For several years, astronomers have observed small dense gas clouds falling toward the supermassive black hole Sagittarius A* at the center of our Milky Way. Until recently, their origin remained unclear. But a research team led by the Max Planck Institute for Extraterrestrial Physics (MPE) proposes a compelling explanation: a nearby massive binary star could be the source of these clouds.
The galactic center is a very active environment, with a supermassive black hole surrounded by stars and gas. In recent years, infrared observations have detected several dense, compact gas clouds near Sgr A*. How these clouds form and feed the black hole has long remained an open question for scientists.
Astronomers have found evidence that a massive binary star near the center of the Milky Way could generate gas clumps that drift toward Sagittarius A*.
Credit: NASA, ESA, CSA, Ralf Crawford (STScI)
Astronomers first identified a compact cloud of ionized gas, now named G2, in 2012. It contains the equivalent of a few Earth masses and emits light characteristic of hot gas mixed with dust. G2 follows an elongated orbit around Sgr A* and has a faint tail called G2t. By examining older data, researchers found a similar object, which they named G1, following a comparable trajectory. Together, these objects form a connected structure that traces the movement of gas in the galactic center.
Detailed study of the orbits of these clouds revealed that they are almost identical in shape and orientation. It is extremely unlikely that these independent objects share such specific orbital properties by chance. This strongly suggests that these clouds come from a common source. By tracing the gas stream backward in space and accounting for radial velocity, researchers identified a plausible candidate: the massive binary star IRS 16SW.
IRS 16SW is a contact binary located in the disk of young stars orbiting Sgr A*. Hydrodynamic simulations indicate that collisions of stellar winds in this binary system can create shocks where gas accumulates, compresses, and then separates into distinct clouds. These clouds then head inward, following orbits similar to those observed in this stream.
These discoveries link stellar evolution, gas dynamics, and black hole feeding into a single scenario. Massive stars near the galactic center could provide a continuous flow of matter toward the black hole via their stellar winds. Models indicate that an absorption of one cloud every ten years, carrying the equivalent of Earth's mass, would be enough to sustain Sgr A*'s current activity.
Stellar winds from massive stars
Massive stars, whose mass exceeds several times that of the Sun, produce powerful stellar winds. These are streams of charged particles ejected at high speed from their surface. These winds can reach speeds of several thousand kilometers per second (thousands of miles per second) and carry away a significant amount of matter.

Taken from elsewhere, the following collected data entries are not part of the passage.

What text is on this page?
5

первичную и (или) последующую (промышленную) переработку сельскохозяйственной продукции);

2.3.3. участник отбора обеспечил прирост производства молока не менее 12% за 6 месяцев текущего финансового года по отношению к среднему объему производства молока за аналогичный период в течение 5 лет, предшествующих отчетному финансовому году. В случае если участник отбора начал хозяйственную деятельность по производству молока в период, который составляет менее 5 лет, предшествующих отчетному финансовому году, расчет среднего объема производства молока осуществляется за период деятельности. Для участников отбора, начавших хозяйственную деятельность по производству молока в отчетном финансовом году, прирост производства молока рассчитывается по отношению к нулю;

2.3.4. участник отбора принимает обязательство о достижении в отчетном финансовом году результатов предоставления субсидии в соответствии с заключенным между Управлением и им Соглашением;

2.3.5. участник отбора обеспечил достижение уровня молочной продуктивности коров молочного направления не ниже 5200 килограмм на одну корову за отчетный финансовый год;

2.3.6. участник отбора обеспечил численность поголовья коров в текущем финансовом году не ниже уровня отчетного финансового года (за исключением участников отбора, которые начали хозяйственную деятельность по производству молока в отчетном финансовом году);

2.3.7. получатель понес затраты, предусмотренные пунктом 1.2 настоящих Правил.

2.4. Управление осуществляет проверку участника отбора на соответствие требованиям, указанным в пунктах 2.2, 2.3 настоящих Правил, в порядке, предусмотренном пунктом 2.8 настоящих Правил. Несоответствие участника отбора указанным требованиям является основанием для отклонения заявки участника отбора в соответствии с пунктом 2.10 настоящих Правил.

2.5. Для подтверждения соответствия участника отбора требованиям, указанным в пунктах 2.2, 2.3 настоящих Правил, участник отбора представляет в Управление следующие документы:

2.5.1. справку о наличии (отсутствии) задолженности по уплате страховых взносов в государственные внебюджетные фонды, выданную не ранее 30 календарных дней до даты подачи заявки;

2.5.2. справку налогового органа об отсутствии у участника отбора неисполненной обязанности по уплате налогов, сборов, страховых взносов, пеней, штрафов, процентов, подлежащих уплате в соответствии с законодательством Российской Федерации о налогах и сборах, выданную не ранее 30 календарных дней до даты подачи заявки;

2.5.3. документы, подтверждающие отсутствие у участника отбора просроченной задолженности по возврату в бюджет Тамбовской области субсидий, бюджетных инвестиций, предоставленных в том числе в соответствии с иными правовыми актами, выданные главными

When two massive stars orbit very close to each other, as in a contact binary, their stellar winds collide. This collision creates a shock zone where the gas is strongly compressed and heated. Simulations show that this process can generate dense, compact gas clouds.
These clouds, once formed, can be stripped from the binary system by surrounding gravitational forces. They then move through space, sometimes toward the central supermassive black hole. This mechanism offers a plausible explanation for the origin of the clouds observed near Sagittarius A*.